List of sentence objects that influenced the boolean determination (only if add_references=True and reference_depth="sentences")

đź’ˇ Best Practices#

Here are some best practices to optimize your use of BooleanConcept:

  • Provide a clear and specific description that helps the LLM understand exactly what condition to evaluate, using precise and unambiguous language in your concept names and descriptions. Since boolean concepts yield true/false values, focus on describing what criteria should be used to make the determination (e.g., “whether the document mentions specific compliance requirements” rather than just “compliance requirements”). Avoid vague terms that could be interpreted multiple ways—for example, use “contains legally binding obligations” instead of “contains important content” to ensure consistent and accurate determinations.

  • Break down complex conditions into multiple simpler boolean concepts when appropriate. Instead of one concept checking “document is complete and compliant and approved,” consider separate concepts for each condition. This provides more granular insights and makes it easier to identify specific issues when any condition fails.
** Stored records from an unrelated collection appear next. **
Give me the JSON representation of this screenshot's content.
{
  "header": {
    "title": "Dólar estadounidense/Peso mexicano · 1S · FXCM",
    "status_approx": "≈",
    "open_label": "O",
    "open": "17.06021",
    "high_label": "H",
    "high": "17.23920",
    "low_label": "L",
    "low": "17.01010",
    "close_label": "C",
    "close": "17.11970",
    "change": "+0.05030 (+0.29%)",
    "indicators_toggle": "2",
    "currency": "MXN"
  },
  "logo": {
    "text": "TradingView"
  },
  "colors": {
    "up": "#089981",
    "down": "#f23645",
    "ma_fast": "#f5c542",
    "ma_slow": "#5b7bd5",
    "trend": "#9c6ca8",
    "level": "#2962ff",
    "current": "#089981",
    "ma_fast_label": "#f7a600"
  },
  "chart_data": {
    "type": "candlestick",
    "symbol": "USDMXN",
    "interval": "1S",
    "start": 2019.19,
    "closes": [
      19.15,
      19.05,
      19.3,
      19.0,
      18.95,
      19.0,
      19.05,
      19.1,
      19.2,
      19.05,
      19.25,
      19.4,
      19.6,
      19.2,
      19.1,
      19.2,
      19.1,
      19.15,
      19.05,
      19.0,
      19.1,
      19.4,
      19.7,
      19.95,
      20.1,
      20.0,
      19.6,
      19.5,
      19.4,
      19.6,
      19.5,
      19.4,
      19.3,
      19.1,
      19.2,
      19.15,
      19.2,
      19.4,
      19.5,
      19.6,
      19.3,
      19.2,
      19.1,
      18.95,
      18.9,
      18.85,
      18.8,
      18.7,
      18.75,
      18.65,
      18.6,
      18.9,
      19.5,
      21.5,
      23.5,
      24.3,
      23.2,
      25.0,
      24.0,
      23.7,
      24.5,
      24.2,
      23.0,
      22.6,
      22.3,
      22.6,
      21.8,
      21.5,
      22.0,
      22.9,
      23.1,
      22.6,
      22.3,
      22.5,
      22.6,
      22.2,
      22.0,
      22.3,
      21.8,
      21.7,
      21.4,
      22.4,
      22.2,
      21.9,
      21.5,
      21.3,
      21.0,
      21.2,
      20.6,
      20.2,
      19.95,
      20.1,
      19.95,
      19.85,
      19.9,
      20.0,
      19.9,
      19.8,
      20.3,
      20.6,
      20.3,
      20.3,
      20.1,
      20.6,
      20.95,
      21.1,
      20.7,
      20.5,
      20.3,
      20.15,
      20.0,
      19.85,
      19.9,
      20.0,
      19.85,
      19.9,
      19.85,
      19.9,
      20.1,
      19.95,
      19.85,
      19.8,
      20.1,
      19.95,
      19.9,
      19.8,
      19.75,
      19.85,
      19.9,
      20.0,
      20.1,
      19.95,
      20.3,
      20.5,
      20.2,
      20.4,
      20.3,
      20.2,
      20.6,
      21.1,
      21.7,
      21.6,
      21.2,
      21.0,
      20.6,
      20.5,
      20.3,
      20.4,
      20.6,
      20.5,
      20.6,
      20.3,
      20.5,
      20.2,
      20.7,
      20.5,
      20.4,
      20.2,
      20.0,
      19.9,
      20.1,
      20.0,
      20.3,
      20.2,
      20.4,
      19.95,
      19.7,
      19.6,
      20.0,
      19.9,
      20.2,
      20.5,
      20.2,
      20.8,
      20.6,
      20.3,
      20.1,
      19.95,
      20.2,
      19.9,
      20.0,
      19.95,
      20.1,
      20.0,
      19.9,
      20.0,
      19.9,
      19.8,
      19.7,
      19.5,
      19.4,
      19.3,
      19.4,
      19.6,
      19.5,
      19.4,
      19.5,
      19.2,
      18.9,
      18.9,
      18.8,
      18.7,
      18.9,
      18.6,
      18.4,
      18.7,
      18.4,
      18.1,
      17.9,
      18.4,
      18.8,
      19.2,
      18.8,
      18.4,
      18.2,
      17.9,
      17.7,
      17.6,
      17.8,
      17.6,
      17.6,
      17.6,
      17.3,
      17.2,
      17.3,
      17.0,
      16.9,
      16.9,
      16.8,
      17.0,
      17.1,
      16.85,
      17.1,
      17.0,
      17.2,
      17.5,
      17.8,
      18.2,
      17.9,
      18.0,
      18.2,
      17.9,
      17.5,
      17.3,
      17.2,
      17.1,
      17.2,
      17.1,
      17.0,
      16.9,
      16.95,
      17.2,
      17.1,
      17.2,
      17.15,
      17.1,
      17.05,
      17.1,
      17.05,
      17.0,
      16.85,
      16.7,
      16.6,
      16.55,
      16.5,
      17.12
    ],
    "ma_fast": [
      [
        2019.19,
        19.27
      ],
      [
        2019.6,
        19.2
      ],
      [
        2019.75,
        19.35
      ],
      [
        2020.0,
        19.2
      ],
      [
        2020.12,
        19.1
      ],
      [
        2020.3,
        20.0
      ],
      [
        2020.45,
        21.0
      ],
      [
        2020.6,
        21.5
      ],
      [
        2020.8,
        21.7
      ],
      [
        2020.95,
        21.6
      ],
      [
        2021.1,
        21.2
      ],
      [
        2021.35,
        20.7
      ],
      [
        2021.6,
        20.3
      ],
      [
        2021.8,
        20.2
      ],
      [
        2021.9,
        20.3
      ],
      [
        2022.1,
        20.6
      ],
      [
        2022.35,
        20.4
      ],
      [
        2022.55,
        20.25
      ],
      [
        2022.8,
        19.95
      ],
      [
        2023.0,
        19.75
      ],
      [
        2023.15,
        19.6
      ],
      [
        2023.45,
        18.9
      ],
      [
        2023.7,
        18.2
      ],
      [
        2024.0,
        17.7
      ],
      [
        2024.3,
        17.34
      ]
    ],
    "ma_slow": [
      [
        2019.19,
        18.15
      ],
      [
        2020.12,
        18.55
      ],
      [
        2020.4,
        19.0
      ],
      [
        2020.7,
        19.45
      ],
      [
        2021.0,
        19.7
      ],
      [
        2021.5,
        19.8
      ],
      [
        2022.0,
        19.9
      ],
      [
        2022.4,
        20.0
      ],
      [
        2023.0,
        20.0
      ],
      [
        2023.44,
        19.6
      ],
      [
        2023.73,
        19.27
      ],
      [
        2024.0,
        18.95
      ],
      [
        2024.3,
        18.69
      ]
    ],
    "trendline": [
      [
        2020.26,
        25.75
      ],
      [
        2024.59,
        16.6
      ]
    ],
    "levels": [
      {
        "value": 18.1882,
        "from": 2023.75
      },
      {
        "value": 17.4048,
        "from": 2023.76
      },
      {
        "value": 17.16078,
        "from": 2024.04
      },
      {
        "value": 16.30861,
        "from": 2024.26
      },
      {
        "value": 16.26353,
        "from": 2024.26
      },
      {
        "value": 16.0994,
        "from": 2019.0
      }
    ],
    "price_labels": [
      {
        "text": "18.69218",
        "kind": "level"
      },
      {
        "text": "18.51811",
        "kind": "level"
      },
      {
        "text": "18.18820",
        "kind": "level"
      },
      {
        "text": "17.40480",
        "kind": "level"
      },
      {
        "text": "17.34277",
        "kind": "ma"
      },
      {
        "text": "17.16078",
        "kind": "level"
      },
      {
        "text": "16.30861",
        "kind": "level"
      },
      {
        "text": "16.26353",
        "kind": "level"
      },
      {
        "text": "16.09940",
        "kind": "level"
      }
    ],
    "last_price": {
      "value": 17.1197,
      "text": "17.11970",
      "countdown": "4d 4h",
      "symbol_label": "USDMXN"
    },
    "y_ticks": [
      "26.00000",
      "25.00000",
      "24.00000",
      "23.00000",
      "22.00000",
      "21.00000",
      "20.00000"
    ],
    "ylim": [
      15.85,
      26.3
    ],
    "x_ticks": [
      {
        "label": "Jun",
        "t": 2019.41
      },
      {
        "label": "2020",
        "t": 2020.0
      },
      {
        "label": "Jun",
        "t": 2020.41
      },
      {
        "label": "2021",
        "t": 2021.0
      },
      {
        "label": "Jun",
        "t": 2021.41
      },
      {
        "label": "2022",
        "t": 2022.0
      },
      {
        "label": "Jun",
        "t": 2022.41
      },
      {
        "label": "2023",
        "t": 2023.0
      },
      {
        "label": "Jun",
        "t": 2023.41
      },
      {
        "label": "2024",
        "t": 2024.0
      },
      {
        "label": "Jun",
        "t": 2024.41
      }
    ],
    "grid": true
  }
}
  • Enable justifications (using add_justifications=True) when you need to understand the reasoning behind the LLM’s true/false determination.

  • Enable references (using add_references=True) when you need to trace back to specific parts of the document that influenced the boolean decision or verify the evidence used to make the determination.

  • Use singular_occurrence=True to enforce only a single boolean determination for the entire document. This is particularly useful for concepts that should yield a single true/false answer, such as “contains confidential information” or “is compliant with regulations,” rather than identifying multiple instances where the condition might be true or false throughout the document.